Last year, I picked up the Bank of America Alaska Airlines Visa Signature card when they were running a 40k miles after first purchase promotion.
Alaska offers its members using the card a 1K mile bonus on each booking. At the time, I figured I would pick up Alaska-coded American Airlines flights occasionally when the AS-coded flights were cheaper or the same price as American’s own flight numbers. Since making Executive Platinum last year, I’ve stuck to American-marketed and operated flights for the sake of my complimentary upgrades, so this part of my plan didn’t quite work out. As of a few days ago, Alaska quietly inserted the note in July statements that the booking bonus was going to end August 1st.
As a further enticement of the card, Alaska offered a $110 companion ticket for cardholders annually good on any fare (for itineraries entirely on Alaska metal). Since Alaska offers rather cheap, fully-flexible first class fares from Newark to Hawaii, this can be quite a bargain. Consider a simple United fare to Kauai around Labor Day weekend:
This particular itinerary is far from ideal: The JFK-LAX and HNL-EWR flights aren’t eligible for complimentary upgrades (even if I do like p.s.). The same itinerary in Business or First Class on United runs about $2500 per person.
While American is a bit more expensive, I would almost certainly be assured complimentary upgrades as an Executive Platinum member (albeit at the cost of 20 500-mile stickers to upgrade a companion for the entire trip) or could easily burn 4 of my spare systemwides to upgrade:
In contrast, a first class itinerary on Alaska Airlines for a single traveler runs $1695. The companion ticket adds $167.50 to this ($110 for the ticket, $57.50 in excise taxes).
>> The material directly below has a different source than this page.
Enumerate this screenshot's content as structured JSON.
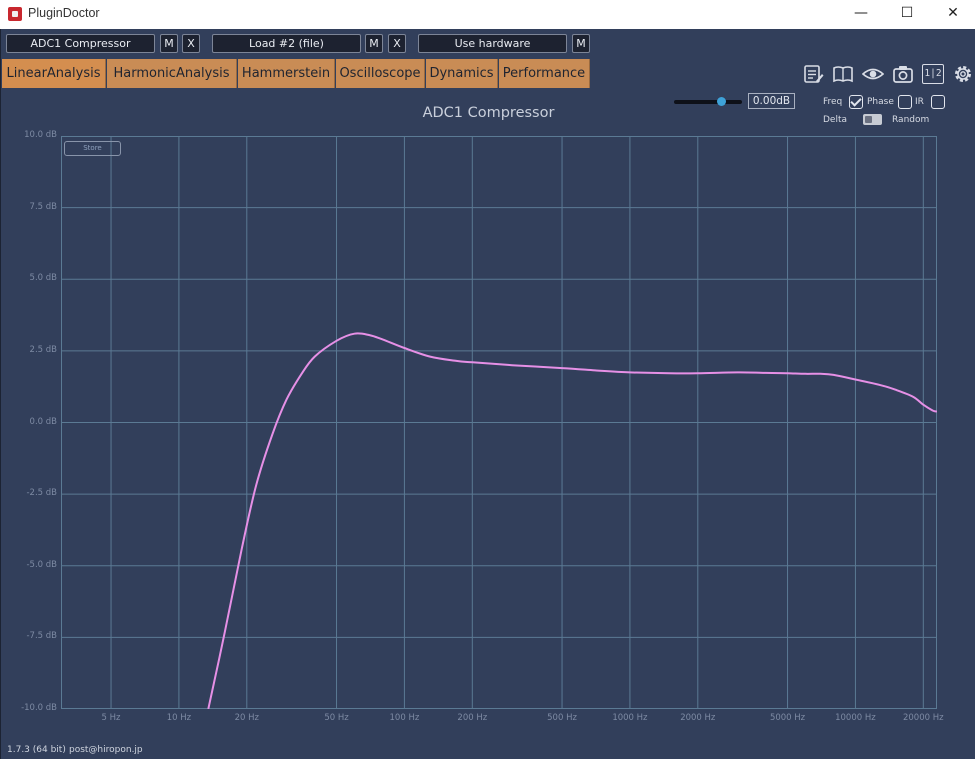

While it is not an ideal itinerary, the total all-in cost of airfare per person comes to $931.25 for first class. The class of service bonus (~5k RDM if crediting to American) and ability to save my RPUs and GPUs with United makes the small price increase very tolerable. (If combined with an easily available Avios award for 4.5k points per person on American for an early morning BOS-JFK segment, the inbound overnight in Seattle can be avoided by taking the SEA-BOS redeye operated by Alaska.)
Today, the companion ticket has been restricted to coach fares effective August 1st. To make matters worse, Alaska-operated flights in coach out of EWR tend to be expensive…
While $1400 or so ($1275 plus the companion fare and its excise taxes) is a bit cheaper than my sample United itinerary would be for two, the cost of an overnight in Seattle each way (or an overnight on the outbound and a BOS-JFK Avios award on the return) eats up most of the cost savings.
While I do not have nearly as much invested in Alaska as say American or United (I’ve only flown 6 Alaska-operated one-ways on the LAX-SEA route and I have the credit card), I’m still left to grumble about these “changes I’m going to like” that I had thought were confined to Jeff Smisek’s Continental Airlines d.b.a. United Airlines.